J’ai eu la chance de présider la destinée d’une université

Dean Lewis © Oliver Got - université de Bordeaux

Bac C en poche, Dean Lewis quitte Périgueux pour suivre les classes préparatoires scientifiques du lycée Michel Montaigne à Bordeaux. Trois années au cours desquelles il approfondit son penchant pour la physique et confirme sa « vocation pour le métier d’enseignant. » En 1988, il intègre l’École normale supérieure (ENS) de Cachan où il obtient une agrégation de physique appliquée. Retour à Bordeaux (université de Bordeaux 1) dès 1992 pour y suivre un DEA d’Instrumentation et mesures et préparer une thèse en électronique au Laboratoire ondes et matière d’Aquitaine (LOMA, ex-CPMOH) qu’il soutient en 1996. Jeune docteur, Dean Lewis accepte le poste de professeur agrégé que l’université lui propose au sein de l’UFR de physique. Il choisit cette voie plutôt que celle des classes préparatoires aux grandes écoles pour pouvoir profiter des nombreuses opportunités d’activités et de carrières offertes par l’université. En 1998, recruté maître de conférence au sein du laboratoire IXL devenu IMS (intégration du matériau au système), il prend la responsabilité de l’équipe « Test et analyse par faisceau laser » qui a compté une quinzaine de personnes au sein du groupe de recherche en nanoélectronique.
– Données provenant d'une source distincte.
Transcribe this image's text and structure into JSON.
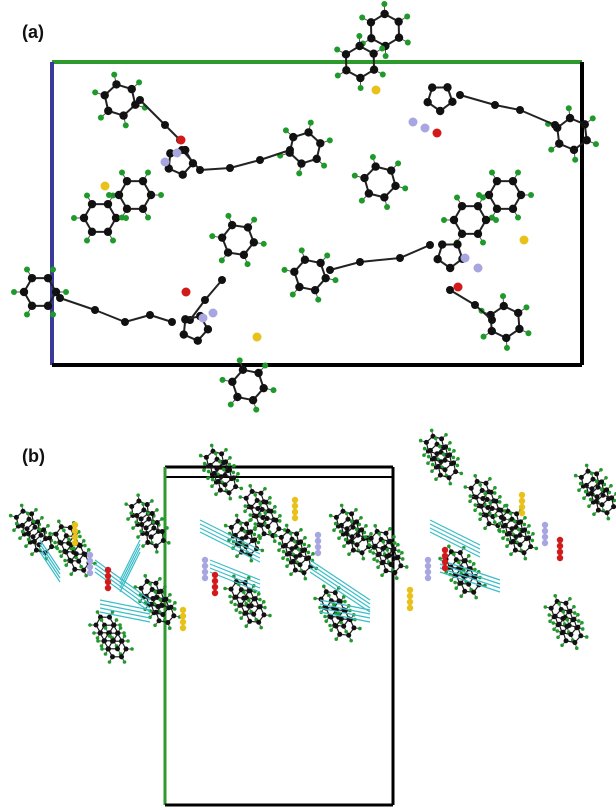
{
  "panels": [
    {
      "label": "(a)"
    },
    {
      "label": "(b)"
    }
  ]
}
Une activité marquée par de nombreux partenariats académiques et industriels qui s’appuie notamment sur la plateforme ATLAS unique en Europe par ses possibilités et performances.

L’université est une chance, le système est ouvert, c’est un lieu où les opportunités sont multiples.

Très impliqué dans ses activités de recherche autant que dans ses fonctions d’enseignant, il est nommé professeur en 2005, puis devient directeur de l’unité de formation et de recherche (UFR) de physique en 2006. De fil en aiguille, Dean Lewis s’investit de plus en plus au sein de l’établissement. C’est ainsi (et comme souvent) qu’encouragé par ses collègues, il devient vice-président du conseil scientifique de l’université Bordeaux 1 en décembre 2010, puis se présente comme président en 2012 à la suite d’Alain Boudou. Elu à la tête de l’établissement, il avoue que cette fonction représente une forme d’aboutissement personnel mais aussi et surtout une responsabilité lourde compte tenu des décisions importantes qu’il a portées devant le conseil d’administration, telles l’opération campus et le choix irréversible de la fusion.
Totalement convaincu par le bien-fondé de du projet de la nouvelle université de Bordeaux et très engagé dans sa réalisation, il s’investit sans compter dans cette nouvelle mission aux côtés de Manuel Tunon de Lara et Yannick Lung.
Ardent défenseur du service public, Dean Lewis est ambitieux pour l’université de Bordeaux. Il décide de continuer cette aventure aux côté de son nouveau président et accepte la mission de vice-président du conseil d’administration. Par envie et loyauté envers la communauté universitaire et surtout sa communauté d’origine auprès de laquelle il souhaite assumer pleinement ses choix. Pour lui, l’objectif est de sortir rapidement d’une indispensable période transitoire pour donner tout son sens à l’université de Bordeaux, grande université pluridisciplinaire au service du développement de la connaissance. Un gage de réussite pour la formation des jeunes.